Le previsioni meteo che consultiamo ogni giorno sono il risultato di un processo complesso, basato sulla raccolta di dati, sull’impiego di modelli matematici e sull’interpretazione degli esperti. Dietro una semplice indicazione come “pioggia nel pomeriggio” oppure “cielo sereno con temperature in aumento” si trova una rete internazionale di strumenti che osservano continuamente l’atmosfera, gli oceani e la superficie terrestre.
La meteorologia moderna combina osservazioni in tempo reale, calcoli effettuati da supercomputer e conoscenze maturate attraverso lo studio della fisica atmosferica. Le informazioni prodotte non rappresentano certezze assolute, ma descrivono gli scenari considerati più probabili sulla base delle condizioni iniziali disponibili. La qualità di una previsione dipende quindi dalla precisione dei dati raccolti, dalla potenza dei sistemi di calcolo e dalla capacità di valutare la naturale variabilità dell’atmosfera.
La raccolta dei dati atmosferici
Il primo passaggio consiste nel comprendere quale sia lo stato dell’atmosfera in un determinato momento.
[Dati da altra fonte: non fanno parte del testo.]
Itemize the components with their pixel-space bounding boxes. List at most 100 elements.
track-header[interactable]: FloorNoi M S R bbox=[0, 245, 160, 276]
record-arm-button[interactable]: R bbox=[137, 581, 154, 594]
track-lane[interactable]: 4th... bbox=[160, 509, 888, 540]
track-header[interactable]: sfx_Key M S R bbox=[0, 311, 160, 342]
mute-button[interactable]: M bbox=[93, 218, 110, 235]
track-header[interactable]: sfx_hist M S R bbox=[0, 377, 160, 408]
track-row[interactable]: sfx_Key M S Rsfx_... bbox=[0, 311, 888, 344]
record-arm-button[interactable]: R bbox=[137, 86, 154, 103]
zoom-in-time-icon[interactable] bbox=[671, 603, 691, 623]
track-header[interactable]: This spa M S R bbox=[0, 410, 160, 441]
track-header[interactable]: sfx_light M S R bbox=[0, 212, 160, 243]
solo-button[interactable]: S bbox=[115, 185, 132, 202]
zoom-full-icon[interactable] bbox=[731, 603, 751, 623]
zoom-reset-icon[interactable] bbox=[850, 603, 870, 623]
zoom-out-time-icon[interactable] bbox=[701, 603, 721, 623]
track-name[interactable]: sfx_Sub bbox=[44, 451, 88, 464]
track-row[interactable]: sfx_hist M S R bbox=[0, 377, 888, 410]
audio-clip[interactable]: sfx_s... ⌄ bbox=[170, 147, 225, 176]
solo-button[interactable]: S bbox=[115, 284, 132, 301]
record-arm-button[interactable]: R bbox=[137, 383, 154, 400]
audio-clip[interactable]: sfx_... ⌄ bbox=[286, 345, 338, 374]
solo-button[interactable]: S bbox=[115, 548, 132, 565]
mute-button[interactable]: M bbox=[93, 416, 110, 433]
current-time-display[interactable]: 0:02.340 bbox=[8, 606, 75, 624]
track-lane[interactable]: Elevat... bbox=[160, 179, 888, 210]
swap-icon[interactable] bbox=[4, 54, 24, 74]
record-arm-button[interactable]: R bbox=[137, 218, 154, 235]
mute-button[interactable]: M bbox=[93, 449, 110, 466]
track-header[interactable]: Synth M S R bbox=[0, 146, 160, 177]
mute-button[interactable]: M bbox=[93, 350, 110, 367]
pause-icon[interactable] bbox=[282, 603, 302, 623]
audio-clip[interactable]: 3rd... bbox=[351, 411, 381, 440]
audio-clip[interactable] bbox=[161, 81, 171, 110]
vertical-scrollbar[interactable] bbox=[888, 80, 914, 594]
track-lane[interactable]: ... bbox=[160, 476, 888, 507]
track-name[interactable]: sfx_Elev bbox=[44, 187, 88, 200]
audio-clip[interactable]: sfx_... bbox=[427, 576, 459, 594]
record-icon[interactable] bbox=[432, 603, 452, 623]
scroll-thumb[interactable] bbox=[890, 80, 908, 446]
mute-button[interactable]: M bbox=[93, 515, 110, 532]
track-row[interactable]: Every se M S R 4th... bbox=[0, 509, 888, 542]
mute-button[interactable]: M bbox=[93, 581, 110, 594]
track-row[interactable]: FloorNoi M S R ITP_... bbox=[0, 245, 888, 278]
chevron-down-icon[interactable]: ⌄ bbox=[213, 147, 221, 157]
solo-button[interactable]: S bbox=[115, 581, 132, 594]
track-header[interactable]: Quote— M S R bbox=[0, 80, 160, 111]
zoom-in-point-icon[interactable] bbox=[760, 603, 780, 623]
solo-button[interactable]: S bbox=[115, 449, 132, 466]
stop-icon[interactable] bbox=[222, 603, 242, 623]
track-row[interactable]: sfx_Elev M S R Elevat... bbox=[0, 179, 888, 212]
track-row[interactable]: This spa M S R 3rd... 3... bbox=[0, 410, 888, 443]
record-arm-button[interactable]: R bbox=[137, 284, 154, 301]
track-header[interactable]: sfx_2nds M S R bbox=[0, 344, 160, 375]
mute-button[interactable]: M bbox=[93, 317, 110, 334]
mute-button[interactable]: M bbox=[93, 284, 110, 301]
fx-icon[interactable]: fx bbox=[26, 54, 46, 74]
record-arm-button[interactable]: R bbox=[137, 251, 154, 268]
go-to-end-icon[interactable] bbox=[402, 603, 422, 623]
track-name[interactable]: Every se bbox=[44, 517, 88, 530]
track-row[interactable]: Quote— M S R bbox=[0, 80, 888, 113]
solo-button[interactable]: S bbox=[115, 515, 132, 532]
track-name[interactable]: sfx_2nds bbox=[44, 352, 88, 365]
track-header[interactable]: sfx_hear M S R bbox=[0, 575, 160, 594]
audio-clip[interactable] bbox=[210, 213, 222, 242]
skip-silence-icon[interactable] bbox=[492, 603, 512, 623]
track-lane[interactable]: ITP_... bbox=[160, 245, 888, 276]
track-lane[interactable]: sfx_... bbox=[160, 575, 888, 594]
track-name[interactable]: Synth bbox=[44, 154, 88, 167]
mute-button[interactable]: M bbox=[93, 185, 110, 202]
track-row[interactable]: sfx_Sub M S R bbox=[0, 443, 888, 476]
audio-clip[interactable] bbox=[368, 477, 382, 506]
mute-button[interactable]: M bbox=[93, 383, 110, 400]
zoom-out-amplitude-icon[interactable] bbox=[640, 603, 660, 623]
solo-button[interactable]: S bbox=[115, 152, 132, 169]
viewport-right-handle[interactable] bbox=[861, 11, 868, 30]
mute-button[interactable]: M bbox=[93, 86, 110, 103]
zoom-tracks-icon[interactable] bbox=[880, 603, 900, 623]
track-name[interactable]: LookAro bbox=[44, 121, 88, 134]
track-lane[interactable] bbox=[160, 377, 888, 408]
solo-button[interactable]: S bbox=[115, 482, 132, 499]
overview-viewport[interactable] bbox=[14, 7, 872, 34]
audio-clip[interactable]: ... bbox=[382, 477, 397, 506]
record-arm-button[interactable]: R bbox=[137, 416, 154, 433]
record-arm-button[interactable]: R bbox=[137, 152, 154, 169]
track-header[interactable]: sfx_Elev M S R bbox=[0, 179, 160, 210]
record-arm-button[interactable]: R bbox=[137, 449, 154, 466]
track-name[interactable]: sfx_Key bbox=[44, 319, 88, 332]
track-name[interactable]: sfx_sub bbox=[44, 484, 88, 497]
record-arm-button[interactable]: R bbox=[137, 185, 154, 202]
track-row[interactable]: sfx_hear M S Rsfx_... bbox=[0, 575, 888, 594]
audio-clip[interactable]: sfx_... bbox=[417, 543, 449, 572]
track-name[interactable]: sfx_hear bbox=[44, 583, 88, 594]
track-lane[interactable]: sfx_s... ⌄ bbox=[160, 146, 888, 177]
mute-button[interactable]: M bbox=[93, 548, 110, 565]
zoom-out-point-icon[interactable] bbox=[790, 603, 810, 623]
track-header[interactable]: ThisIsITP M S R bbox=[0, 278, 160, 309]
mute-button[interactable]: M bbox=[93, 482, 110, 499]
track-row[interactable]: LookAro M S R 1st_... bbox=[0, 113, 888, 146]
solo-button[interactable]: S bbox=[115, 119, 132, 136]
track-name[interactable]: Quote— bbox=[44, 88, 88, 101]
Per farlo vengono raccolte misurazioni provenienti da migliaia di stazioni meteorologiche distribuite sulla terraferma, negli aeroporti, sulle navi e sulle piattaforme marine. Questi strumenti rilevano parametri come temperatura dell’aria, pressione atmosferica, umidità, quantità di precipitazioni, direzione e velocità del vento.
Le stazioni al suolo, tuttavia, descrivono soltanto ciò che avviene negli strati più bassi dell’atmosfera. Per ottenere informazioni alle diverse altitudini vengono utilizzati i radiosondaggi. Palloni aerostatici dotati di sensori salgono per diversi chilometri, trasmettendo dati relativi alle variazioni di temperatura, pressione e vento lungo la verticale.
Un contributo essenziale arriva anche dagli aerei di linea, che possono inviare automaticamente misurazioni raccolte durante il volo. Le boe oceanografiche rilevano invece la temperatura della superficie marina, il moto ondoso e altri parametri utili per comprendere gli scambi di energia tra oceano e atmosfera.
Tutti questi dati devono essere trasmessi rapidamente ai centri meteorologici. Una misurazione accurata ma ricevuta troppo tardi rischierebbe di perdere gran parte della propria utilità, perché le condizioni atmosferiche cambiano continuamente. La rapidità della trasmissione è quindi importante quanto la precisione degli strumenti.
Satelliti e radar meteorologici
I satelliti meteorologici permettono di osservare vaste aree del pianeta che sarebbero difficili da controllare attraverso le sole stazioni terrestri. Alcuni satelliti restano apparentemente fermi sopra la stessa zona della Terra e forniscono immagini frequenti dell’evoluzione delle nubi. Altri seguono orbite polari e raccolgono informazioni dettagliate sull’intera superficie terrestre durante i loro passaggi.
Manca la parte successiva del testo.